3° " hôpital " : l'hôpital, tel que défini à l'article 2 de la loi coordonnée du 10 juillet 2008 sur les hôpitaux et autres établissements de soins;

4° " hôpital général " : l'hôpital disposant de plusieurs services hospitaliers agréés conformément à l'article 72 de la loi coordonnée du 10 juillet 2008 sur les hôpitaux et autres établissements de soins;

5° " hôpital psychiatrique " : l'hôpital psychiatrique, tel que défini à l'article 3 de la loi coordonnée du 10 juillet 2008 sur les hôpitaux et autres établissements de soins;

6° " maison de soins psychiatriques " : la maison de soins psychiatriques telle que définie à l'article 538/1, 1° ;

7° " initiative d'habitations protégées " : l'initiative d'habitations protégées telle que définie à l'article 538/42, 1° ;

8° " service de santé mentale " : le service de santé mentale agréé, tel que défini à l'article 539/1, 1° ;

9° " réseau d'aide et de soins spécialisés en assuétudes " : le réseau d'aide et de soins spécialisés en assuétudes, tel que défini à l'article 625, alinéa 1er, 3° ;

10° " centre de référence en santé mentale " : le centre de référence en santé mentale reconnu, visé à l'article 491/32;

11° " centre de référence spécifique " : le centre de référence spécifique reconnu, visé à l'article 491/41;

12° " l'Agence " : l'Agence visée à l'article 2;

13° " le Ministre " : le Ministre qui a la santé dans ses attributions. ".

Article 272. Au chapitre IV du Titre II du Livre VI de la deuxième partie du même Code, il est inséré, après l'article 679/2, une section 2 intitulée " Missions ".
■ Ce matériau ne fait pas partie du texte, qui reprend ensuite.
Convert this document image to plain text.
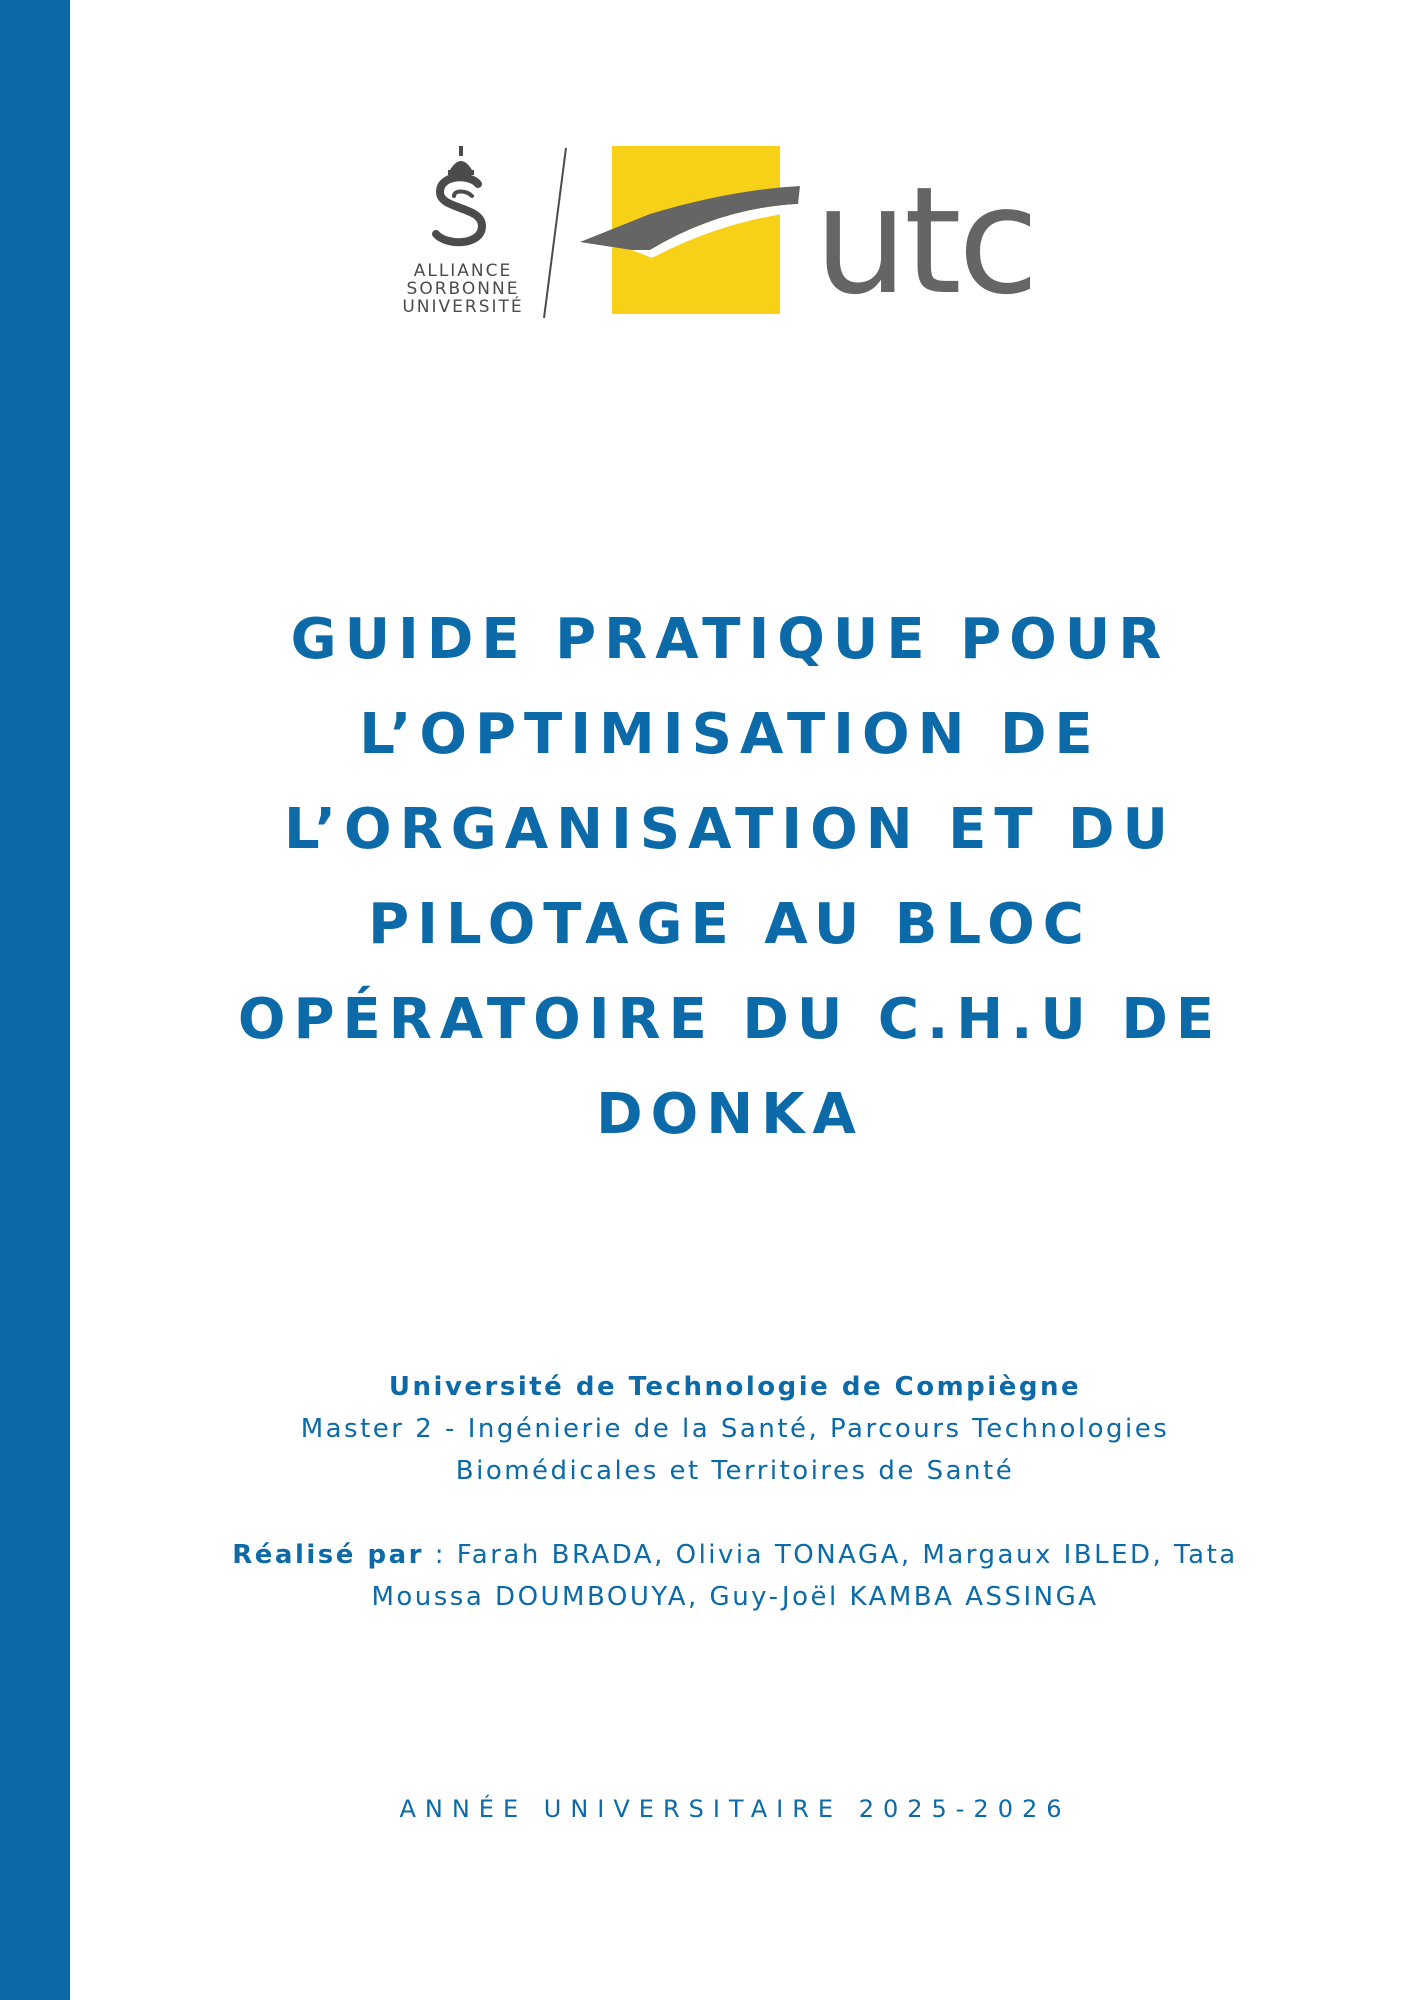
ALLIANCE
SORBONNE
UNIVERSITÉ utc
GUIDE PRATIQUE POUR
L’OPTIMISATION DE
L’ORGANISATION ET DU
PILOTAGE AU BLOC
OPÉRATOIRE DU C.H.U DE
DONKA
Université de Technologie de Compiègne
Master 2 - Ingénierie de la Santé, Parcours Technologies
Biomédicales et Territoires de Santé
Réalisé par : Farah BRADA, Olivia TONAGA, Margaux IBLED, Tata
Moussa DOUMBOUYA, Guy-Joël KAMBA ASSINGA
ANNÉE UNIVERSITAIRE 2025-2026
Article 273. Dans la section 2 du chapitre IV du Titre II du Livre VI de la deuxième partie du même Code, il est inséré un article 679/3 rédigé comme suit :

" Art. 679/3. Les plates-formes de concertation en santé mentale exercent les missions suivantes :

1° identifient l'offre de santé mentale et les besoins de soins en santé mentale sur leur territoire;

2° soutiennent l'amélioration de la qualité des soins en santé mentale sur leur territoire;

3° favorisent le partage des pratiques entre les acteurs du domaine de la santé mentale;

4° contribuent à l'élaboration, à la mise en oeuvre et à l'évaluation du plan stratégique pour la santé mentale pour la Wallonie visé à l'article 47/20, sur le territoire de langue française, sur la base de sa concertation territoriale locale, en regroupant tous les acteurs oeuvrant sur le territoire de la plateforme;

5° organisent la fonction de médiation en santé mentale, pour l'ensemble des dispositifs de santé mentale sur leur territoire et entre leurs membres;

6° collaborent, sur leur territoire, avec les réseaux de soins en santé mentale;

7° collaborent, sur leur territoire, avec les réseaux d'aide et de soins spécialisés en assuétude.

Le Gouvernement précise les missions visées à l'alinéa 1er et fixe les modalités d'exercice de celles-ci.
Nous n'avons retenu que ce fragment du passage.